Johan Lind
Johan Lind

There are many suggestions in the animal cognition literature of similarities between the mental capacities of humans and other animals, for example in terms of planning, imitation and reasoning. In this line of research, the power of associative learning for producing flexible behaviour in non-human animals has been downplayed, or ignored. Interestingly, within artificial intelligence research associative learning has been shown capable of beating humans in chess. Thus associative learning can be capable of producing flexible behavior. One specific phenomenon in which associative learning often is ruled out as an explanation for animal behaviour is flexible planning. However, planning studies have been criticized and questions have been raised regarding both methodological validity and interpretations of results. Here, I explored what associative learning can do for planning. A previously published sequence learning model which combines Pavlovian and instrumental conditioning was used to simulate two planning studies, namely Mulcahy & Call 2006 ‘Apes save tools for future use.’ Science 312, 1038–1040 and Kabadayi & Osvath 2017 ‘Ravens parallel great apes in flexible planning for tool-use and bartering.’ Science 357, 202–204. Simulations show that behavior matching current definitions of flexible planning can emerge through associative learning.
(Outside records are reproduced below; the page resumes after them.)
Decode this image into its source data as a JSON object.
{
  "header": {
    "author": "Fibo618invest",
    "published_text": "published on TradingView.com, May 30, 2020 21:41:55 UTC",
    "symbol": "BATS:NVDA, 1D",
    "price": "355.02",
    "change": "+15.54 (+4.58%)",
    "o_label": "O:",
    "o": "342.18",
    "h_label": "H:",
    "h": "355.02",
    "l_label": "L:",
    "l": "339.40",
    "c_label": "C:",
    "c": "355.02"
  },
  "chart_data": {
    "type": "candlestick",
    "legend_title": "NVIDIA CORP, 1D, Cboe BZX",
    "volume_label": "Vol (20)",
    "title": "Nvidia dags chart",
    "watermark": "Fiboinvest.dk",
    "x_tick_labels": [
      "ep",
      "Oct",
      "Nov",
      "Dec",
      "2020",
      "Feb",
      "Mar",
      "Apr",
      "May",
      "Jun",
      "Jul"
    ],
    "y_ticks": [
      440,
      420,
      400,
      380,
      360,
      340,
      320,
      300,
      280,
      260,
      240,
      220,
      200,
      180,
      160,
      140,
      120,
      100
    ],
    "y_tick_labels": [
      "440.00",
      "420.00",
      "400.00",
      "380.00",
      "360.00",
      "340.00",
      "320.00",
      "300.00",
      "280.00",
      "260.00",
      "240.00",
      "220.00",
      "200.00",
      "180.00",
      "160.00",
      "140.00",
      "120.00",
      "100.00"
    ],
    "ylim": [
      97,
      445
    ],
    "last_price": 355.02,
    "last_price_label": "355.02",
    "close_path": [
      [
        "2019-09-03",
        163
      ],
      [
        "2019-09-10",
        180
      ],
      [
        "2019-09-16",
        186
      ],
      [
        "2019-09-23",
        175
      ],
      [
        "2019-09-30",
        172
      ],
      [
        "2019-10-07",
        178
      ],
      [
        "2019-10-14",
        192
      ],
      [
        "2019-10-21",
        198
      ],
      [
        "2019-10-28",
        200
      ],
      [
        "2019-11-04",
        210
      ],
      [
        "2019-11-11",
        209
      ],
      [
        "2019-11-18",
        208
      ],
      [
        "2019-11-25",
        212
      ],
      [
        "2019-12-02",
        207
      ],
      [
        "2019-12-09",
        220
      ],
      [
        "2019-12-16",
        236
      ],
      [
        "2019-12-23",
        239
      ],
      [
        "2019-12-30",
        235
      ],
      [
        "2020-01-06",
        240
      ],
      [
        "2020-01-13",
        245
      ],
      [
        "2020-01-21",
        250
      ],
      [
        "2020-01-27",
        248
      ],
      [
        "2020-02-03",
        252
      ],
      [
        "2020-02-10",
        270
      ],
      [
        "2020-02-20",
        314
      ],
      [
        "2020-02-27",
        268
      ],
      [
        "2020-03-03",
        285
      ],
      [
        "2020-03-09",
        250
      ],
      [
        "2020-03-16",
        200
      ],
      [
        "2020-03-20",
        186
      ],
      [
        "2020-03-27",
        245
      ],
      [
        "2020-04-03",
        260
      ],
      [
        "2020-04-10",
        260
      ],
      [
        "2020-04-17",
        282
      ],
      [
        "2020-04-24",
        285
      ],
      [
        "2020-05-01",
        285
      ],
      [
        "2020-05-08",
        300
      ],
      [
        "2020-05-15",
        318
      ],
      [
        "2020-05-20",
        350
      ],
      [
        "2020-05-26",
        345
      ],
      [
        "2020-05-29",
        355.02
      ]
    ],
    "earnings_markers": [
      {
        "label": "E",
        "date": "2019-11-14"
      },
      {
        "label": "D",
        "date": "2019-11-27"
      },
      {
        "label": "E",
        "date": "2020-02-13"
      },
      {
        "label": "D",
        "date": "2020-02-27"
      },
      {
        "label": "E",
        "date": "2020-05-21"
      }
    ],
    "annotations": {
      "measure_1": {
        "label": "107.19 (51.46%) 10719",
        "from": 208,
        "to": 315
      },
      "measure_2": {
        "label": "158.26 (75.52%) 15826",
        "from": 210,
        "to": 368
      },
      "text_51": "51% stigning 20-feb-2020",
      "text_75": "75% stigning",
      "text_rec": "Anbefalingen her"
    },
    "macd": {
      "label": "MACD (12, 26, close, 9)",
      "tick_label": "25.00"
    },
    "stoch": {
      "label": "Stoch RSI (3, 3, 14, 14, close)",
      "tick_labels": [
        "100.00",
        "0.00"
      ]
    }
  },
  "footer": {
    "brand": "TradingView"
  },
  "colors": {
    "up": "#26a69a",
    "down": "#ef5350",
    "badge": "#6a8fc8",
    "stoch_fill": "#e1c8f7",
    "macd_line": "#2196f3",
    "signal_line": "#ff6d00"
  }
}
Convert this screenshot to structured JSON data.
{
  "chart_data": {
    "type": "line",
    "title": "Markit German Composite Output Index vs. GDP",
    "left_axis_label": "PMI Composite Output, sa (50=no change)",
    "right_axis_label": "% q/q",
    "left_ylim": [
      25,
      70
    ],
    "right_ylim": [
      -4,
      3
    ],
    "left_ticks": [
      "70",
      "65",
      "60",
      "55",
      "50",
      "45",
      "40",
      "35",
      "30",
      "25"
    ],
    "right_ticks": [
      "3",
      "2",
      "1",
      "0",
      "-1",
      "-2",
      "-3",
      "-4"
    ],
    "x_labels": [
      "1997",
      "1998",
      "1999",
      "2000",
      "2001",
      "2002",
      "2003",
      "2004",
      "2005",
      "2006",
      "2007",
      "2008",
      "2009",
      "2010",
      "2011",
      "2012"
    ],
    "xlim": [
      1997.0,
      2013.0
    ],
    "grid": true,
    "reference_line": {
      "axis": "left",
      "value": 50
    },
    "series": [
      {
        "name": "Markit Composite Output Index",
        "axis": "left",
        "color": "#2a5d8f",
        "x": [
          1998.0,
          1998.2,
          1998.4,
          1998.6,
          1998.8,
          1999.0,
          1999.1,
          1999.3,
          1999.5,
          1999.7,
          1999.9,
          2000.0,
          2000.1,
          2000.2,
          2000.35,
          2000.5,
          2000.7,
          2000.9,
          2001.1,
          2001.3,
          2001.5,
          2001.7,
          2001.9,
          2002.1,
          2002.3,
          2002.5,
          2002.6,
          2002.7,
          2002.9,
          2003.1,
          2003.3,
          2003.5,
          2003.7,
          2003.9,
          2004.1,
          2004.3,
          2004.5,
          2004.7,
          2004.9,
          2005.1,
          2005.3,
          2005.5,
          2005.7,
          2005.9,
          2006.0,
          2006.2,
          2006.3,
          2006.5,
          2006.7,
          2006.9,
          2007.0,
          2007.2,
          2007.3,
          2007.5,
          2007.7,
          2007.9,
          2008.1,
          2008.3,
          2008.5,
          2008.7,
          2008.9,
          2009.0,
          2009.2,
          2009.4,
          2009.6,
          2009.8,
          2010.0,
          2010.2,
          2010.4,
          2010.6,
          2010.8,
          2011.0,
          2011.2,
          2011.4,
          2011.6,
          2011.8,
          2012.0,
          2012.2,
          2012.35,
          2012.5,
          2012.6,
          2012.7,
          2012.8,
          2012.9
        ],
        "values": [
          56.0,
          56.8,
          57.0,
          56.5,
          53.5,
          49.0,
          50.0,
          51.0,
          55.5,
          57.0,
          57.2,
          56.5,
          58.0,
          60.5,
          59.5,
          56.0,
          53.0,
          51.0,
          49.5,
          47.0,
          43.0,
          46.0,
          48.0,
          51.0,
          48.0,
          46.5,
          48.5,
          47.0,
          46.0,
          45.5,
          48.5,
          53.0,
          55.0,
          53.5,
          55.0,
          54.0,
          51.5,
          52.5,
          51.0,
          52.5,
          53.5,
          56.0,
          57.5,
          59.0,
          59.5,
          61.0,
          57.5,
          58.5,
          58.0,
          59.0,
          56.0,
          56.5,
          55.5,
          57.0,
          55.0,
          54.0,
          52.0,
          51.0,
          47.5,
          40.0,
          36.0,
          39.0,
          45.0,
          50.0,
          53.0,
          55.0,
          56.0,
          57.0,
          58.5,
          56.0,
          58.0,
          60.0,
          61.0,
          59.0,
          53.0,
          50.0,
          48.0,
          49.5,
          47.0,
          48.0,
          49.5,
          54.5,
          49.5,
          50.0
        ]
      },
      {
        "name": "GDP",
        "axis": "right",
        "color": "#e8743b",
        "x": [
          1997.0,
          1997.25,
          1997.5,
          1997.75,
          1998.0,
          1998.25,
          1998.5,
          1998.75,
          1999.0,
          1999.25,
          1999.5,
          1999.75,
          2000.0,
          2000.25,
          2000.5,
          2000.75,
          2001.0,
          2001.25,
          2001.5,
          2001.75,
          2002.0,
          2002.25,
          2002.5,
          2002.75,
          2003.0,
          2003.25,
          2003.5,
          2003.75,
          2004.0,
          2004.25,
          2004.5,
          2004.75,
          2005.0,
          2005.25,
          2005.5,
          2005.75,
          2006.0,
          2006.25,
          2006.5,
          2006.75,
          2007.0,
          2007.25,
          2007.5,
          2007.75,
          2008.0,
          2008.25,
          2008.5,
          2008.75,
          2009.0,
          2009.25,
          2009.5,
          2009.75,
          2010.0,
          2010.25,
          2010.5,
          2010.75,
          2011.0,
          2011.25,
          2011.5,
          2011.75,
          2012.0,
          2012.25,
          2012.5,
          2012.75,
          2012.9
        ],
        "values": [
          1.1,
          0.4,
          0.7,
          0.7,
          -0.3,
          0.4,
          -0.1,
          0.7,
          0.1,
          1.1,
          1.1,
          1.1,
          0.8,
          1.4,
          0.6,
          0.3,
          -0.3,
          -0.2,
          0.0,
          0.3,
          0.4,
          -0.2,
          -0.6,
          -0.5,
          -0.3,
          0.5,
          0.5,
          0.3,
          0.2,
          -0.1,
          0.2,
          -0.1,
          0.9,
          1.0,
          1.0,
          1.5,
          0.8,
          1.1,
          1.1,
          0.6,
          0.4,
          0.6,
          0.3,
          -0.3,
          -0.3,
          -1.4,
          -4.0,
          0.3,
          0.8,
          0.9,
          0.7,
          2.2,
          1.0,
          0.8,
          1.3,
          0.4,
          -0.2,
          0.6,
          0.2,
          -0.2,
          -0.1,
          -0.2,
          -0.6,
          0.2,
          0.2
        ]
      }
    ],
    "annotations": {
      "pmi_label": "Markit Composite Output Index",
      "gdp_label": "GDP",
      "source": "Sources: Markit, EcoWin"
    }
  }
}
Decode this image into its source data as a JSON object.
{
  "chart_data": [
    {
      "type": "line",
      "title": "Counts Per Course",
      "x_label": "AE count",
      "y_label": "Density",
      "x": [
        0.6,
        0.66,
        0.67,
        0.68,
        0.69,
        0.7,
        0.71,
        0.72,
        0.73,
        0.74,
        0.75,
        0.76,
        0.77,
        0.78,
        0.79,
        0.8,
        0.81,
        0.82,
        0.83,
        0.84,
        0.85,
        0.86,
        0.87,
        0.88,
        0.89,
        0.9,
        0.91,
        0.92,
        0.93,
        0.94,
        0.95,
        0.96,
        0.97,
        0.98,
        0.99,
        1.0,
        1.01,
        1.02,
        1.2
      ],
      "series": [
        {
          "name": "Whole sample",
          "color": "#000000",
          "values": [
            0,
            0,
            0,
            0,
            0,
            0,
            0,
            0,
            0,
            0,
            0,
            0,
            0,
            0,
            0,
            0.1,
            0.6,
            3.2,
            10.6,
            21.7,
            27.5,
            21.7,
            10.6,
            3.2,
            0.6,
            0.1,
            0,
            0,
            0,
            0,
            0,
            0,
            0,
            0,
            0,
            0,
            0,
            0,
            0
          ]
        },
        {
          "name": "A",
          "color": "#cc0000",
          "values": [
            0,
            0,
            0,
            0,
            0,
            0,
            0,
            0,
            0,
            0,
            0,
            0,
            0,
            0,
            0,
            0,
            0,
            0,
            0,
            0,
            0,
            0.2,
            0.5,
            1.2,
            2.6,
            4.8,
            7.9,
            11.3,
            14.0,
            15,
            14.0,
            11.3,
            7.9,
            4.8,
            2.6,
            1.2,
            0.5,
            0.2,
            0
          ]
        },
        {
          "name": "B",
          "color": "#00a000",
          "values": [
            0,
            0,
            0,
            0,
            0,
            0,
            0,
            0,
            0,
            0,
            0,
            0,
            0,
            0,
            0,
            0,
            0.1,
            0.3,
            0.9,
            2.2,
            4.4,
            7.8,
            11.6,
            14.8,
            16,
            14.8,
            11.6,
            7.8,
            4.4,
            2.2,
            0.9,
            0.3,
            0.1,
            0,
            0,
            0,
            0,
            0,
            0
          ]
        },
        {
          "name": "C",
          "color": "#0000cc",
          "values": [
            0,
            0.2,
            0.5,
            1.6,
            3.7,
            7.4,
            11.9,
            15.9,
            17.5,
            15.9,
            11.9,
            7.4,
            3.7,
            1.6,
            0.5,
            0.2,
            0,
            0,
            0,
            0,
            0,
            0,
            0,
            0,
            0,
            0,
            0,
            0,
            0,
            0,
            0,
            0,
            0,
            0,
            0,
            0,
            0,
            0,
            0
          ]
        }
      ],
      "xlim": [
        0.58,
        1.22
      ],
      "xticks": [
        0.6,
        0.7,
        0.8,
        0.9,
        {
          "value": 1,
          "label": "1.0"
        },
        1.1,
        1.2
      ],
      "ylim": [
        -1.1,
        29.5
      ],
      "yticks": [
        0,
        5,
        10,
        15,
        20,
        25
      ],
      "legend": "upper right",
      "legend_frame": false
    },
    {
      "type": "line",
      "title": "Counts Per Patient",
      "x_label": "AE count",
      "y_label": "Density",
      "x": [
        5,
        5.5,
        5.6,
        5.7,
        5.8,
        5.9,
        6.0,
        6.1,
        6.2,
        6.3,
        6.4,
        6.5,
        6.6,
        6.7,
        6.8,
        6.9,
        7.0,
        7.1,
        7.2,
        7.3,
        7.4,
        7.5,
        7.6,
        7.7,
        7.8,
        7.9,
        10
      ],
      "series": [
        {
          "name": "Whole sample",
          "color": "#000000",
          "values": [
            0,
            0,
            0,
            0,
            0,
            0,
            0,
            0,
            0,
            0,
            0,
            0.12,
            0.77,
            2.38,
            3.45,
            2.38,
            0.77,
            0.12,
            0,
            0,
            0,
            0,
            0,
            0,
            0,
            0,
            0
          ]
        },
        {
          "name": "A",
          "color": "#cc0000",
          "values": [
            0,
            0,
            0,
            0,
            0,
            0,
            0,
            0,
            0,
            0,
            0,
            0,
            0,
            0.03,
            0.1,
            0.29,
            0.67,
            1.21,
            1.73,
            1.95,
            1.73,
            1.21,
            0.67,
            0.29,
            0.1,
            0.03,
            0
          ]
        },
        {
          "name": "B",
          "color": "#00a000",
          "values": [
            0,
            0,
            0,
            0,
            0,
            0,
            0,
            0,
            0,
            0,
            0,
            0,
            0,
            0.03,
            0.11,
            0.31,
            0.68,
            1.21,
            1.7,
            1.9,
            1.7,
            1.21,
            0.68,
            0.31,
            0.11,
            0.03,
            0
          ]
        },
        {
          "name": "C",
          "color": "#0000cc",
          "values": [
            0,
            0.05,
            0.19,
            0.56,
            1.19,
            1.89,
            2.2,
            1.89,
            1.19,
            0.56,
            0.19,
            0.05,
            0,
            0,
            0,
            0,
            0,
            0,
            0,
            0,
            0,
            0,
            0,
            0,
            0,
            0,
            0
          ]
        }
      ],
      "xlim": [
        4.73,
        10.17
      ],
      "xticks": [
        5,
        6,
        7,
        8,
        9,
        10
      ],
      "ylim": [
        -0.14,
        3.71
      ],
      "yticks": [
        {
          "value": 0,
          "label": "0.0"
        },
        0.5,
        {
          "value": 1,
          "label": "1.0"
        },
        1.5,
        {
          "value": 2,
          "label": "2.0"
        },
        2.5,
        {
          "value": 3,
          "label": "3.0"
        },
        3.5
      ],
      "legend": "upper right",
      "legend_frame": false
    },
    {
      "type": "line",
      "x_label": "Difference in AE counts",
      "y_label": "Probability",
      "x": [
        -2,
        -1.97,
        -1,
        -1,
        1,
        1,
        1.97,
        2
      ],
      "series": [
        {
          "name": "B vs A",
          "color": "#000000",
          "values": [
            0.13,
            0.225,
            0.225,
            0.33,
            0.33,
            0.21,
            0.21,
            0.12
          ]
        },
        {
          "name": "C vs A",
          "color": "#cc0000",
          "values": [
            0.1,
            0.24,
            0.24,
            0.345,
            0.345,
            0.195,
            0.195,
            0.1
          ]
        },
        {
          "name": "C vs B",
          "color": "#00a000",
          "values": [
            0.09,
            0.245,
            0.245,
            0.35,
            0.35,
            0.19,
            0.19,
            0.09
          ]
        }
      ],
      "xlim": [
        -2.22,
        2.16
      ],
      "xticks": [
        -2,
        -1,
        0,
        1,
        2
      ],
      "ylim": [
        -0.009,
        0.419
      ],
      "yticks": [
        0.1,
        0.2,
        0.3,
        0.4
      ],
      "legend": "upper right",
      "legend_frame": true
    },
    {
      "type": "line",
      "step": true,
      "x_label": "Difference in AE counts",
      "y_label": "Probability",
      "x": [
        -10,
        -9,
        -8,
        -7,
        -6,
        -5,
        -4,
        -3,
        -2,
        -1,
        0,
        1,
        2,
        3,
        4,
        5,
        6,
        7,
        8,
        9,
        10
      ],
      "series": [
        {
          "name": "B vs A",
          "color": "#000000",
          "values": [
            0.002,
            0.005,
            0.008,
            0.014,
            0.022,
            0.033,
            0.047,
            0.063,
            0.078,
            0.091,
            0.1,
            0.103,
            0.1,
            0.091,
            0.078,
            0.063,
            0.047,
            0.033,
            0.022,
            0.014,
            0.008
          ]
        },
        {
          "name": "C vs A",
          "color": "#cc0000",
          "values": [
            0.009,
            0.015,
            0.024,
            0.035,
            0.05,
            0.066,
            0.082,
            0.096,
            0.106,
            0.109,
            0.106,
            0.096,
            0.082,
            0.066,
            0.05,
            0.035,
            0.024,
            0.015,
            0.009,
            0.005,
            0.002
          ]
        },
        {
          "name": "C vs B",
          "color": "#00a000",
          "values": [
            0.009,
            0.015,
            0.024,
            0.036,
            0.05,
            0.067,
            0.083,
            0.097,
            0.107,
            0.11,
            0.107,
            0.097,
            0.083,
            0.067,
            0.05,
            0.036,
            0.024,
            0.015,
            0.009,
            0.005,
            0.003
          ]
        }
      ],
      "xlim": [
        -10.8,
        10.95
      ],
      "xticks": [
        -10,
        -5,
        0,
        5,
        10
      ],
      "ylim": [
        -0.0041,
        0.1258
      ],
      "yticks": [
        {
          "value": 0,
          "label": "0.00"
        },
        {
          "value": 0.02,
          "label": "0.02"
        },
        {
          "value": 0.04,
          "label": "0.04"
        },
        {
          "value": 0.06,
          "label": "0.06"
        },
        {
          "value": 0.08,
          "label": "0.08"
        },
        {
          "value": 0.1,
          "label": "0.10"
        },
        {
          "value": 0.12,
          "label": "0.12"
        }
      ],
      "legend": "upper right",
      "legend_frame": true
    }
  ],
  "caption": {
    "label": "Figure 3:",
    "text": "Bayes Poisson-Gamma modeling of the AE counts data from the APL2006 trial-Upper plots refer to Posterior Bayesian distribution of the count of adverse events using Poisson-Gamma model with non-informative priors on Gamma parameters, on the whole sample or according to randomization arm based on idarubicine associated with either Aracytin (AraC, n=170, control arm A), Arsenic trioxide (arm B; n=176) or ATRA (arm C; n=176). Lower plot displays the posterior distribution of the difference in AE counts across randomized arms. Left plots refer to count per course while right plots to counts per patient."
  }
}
Through conditioned reinforcement, the learning model gives rise to planning behavior by learning that a behavior towards a current stimulus will produce high value food at a later stage; it can make decisions about future states not within current sensory scope. The simulations tracked key patterns both between and within studies. It is concluded that one cannot rule out that these studies of flexible planning in apes and corvids can be completely accounted for by associative learning. Future empirical studies of flexible planning in non-human animals can benefit from theoretical developments within artificial intelligence and animal learning.